Given all of the studies presented above, there has been considerable interest in therapies which block IFNα. To date there is one published study describing a phase I trial of a fully human monoclonal antibody that binds to the majority of the subtypes of human interferon alpha . Treatment with this anti-IFN antibody resulted in a dose-dependent inhibition of interferon-induced gene expression in peripheral blood cells as well as skin lesions in patients with mild to moderate SLE . No obvious safety signals were reported during the phase I trial of anti-IFN therapy, and the proof-of-principle analyses supported a biological effect blocking the IFN pathway in humans. Phase two trials to assess efficacy of these agents in treating SLE are currently underway. There are many known predictors of high serum IFNα in SLE patients, including both serologic and genetic markers outlined in this paper. We anticipate that incorporation of these variables into clinical trial design would enhance efficacy and potentially minimize side effects by targeting the most relevant patient group. Long-term safety data will be important, since IFNα is such a highly conserved and important immunological mediator of viral defense.
IFN-α is associated with SLE through multiple lines of evidence. These include genetic, immunological/serological, and clinical associations, as described in this review. It is likely that IFN-α plays a key role in SLE etiology, pathogenesis, and/or disease persistence.

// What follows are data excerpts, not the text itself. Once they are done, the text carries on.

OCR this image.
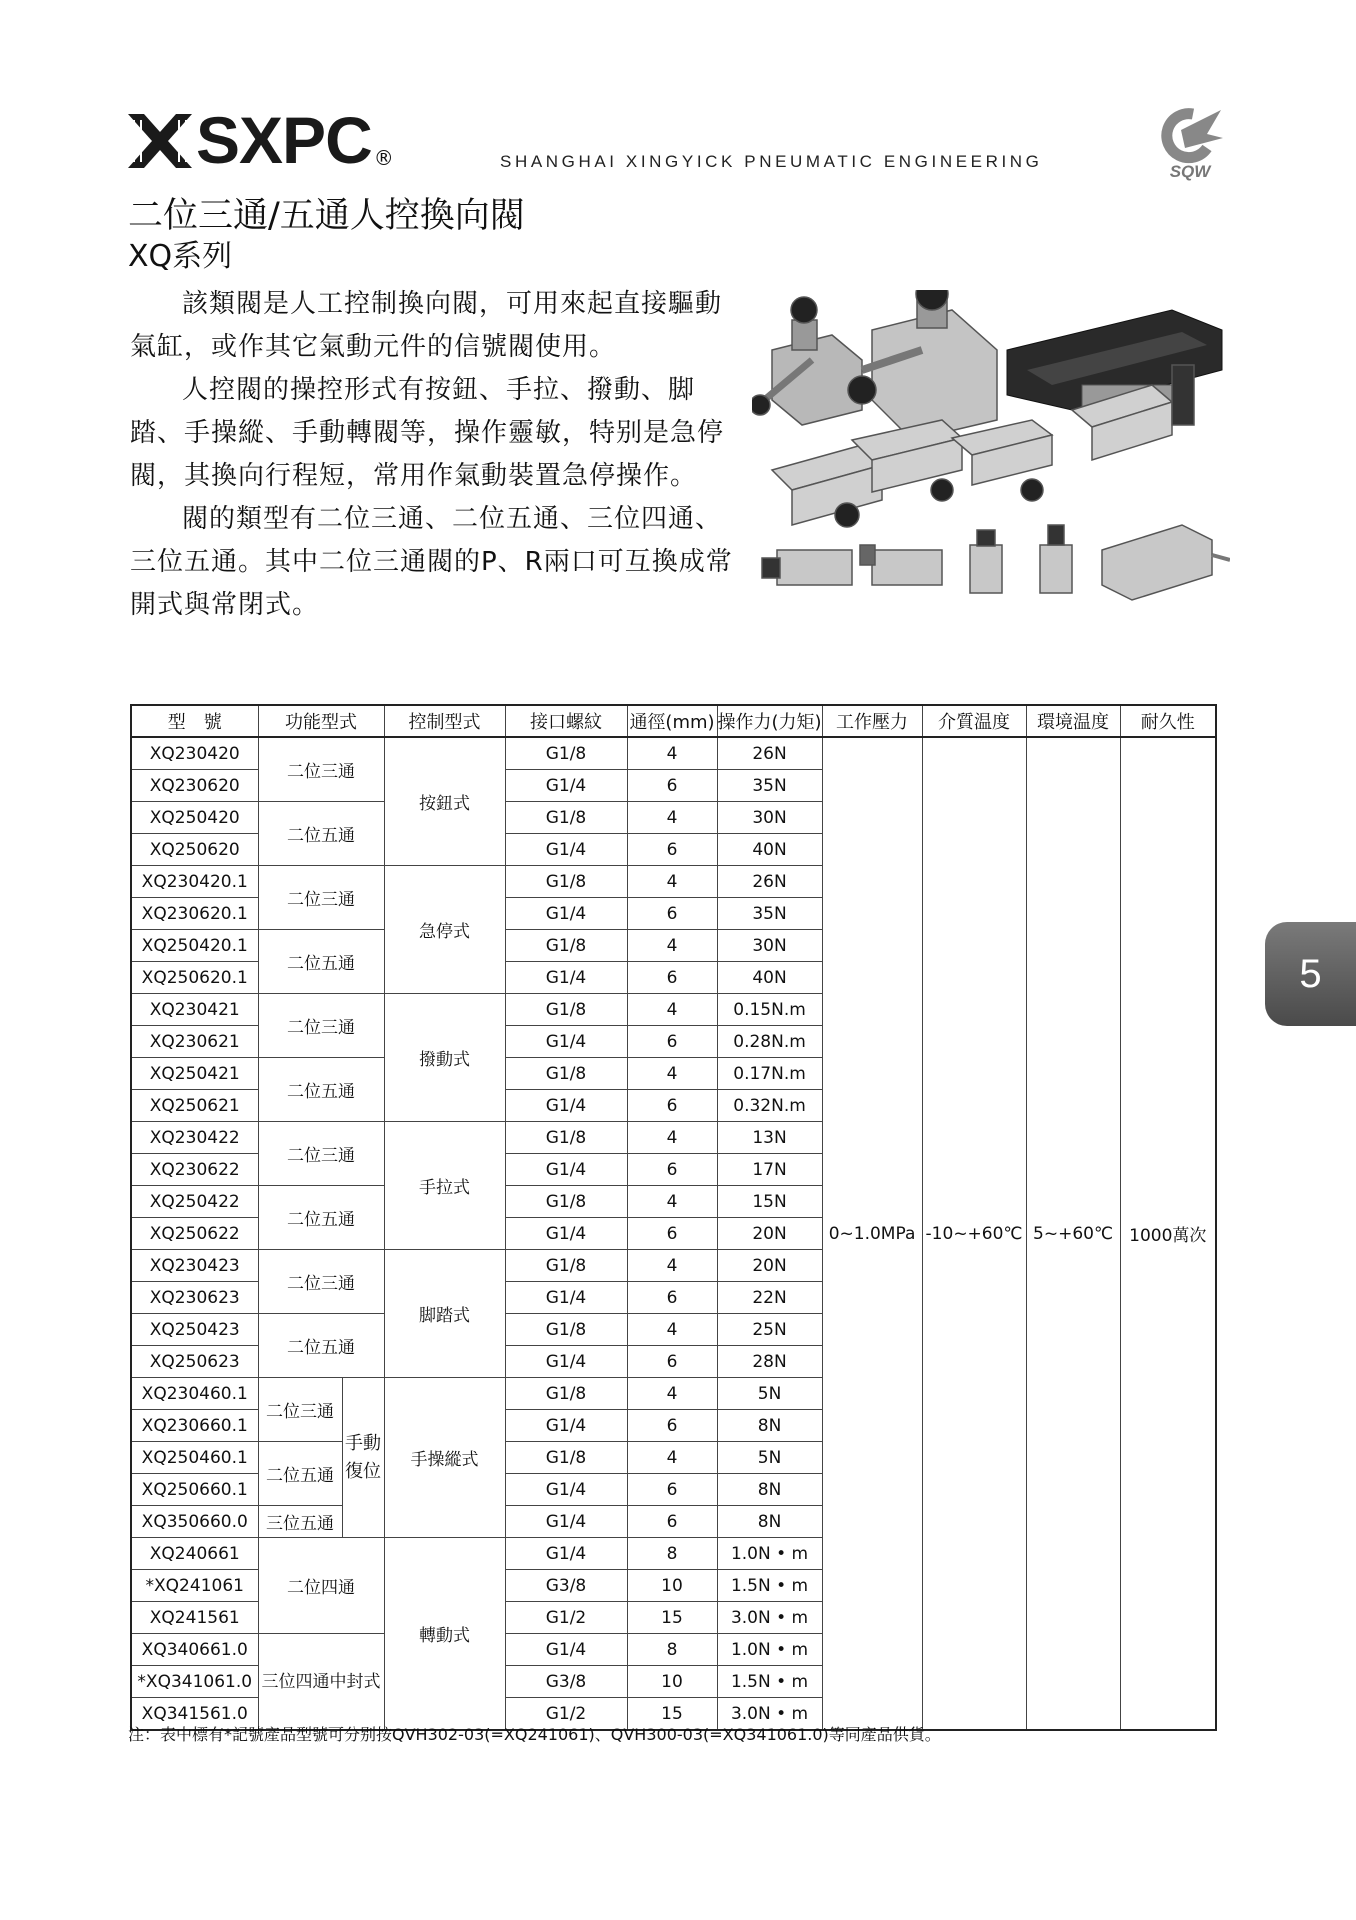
SXPC ®	SHANGHAI XINGYICK PNEUMATIC ENGINEERING
SQW
二位三通/五通人控換向閥
XQ系列

該類閥是人工控制換向閥，可用來起直接驅動氣缸，或作其它氣動元件的信號閥使用。

人控閥的操控形式有按鈕、手拉、撥動、脚踏、手操縱、手動轉閥等，操作靈敏，特别是急停閥，其換向行程短，常用作氣動裝置急停操作。

閥的類型有二位三通、二位五通、三位四通、三位五通。其中二位三通閥的P、R兩口可互換成常開式與常閉式。

型　號	功能型式		控制型式	接口螺紋	通徑(mm)	操作力(力矩)	工作壓力	介質温度	環境温度	耐久性
XQ230420	二位三通		按鈕式	G1/8	4	26N	0~1.0MPa	-10~+60℃	5~+60℃	1000萬次
XQ230620				G1/4	6	35N				
XQ250420	二位五通			G1/8	4	30N				
XQ250620				G1/4	6	40N				
XQ230420.1	二位三通		急停式	G1/8	4	26N				
XQ230620.1				G1/4	6	35N				
XQ250420.1	二位五通			G1/8	4	30N				
XQ250620.1				G1/4	6	40N				
XQ230421	二位三通		撥動式	G1/8	4	0.15N.m				
XQ230621				G1/4	6	0.28N.m				
XQ250421	二位五通			G1/8	4	0.17N.m				
XQ250621				G1/4	6	0.32N.m				
XQ230422	二位三通		手拉式	G1/8	4	13N				
XQ230622				G1/4	6	17N				
XQ250422	二位五通			G1/8	4	15N				
XQ250622				G1/4	6	20N				
XQ230423	二位三通		脚踏式	G1/8	4	20N				
XQ230623				G1/4	6	22N				
XQ250423	二位五通			G1/8	4	25N				
XQ250623				G1/4	6	28N				
XQ230460.1	二位三通	手動復位	手操縱式	G1/8	4	5N				
XQ230660.1				G1/4	6	8N				
XQ250460.1	二位五通			G1/8	4	5N				
XQ250660.1				G1/4	6	8N				
XQ350660.0	三位五通			G1/4	6	8N				
XQ240661	二位四通		轉動式	G1/4	8	1.0N • m				
*XQ241061				G3/8	10	1.5N • m				
XQ241561				G1/2	15	3.0N • m				
XQ340661.0	三位四通中封式			G1/4	8	1.0N • m				
*XQ341061.0				G3/8	10	1.5N • m				
XQ341561.0				G1/2	15	3.0N • m				
注：表中標有*記號產品型號可分别按QVH302-03(=XQ241061)、QVH300-03(=XQ341061.0)等同產品供貨。
5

Despite this large body of evidence associating IFN-alpha with lupus, the association between interferon alpha and SLE is largely inferential. The exact cellular and immunological mechanisms through which IFN affects lupus also remain undiscovered for the most part. These mechanisms and pathways are potentially fertile areas for future investigation. Such studies will likely lead to new therapeutic targets as well as a greater understanding of lupus as a disease.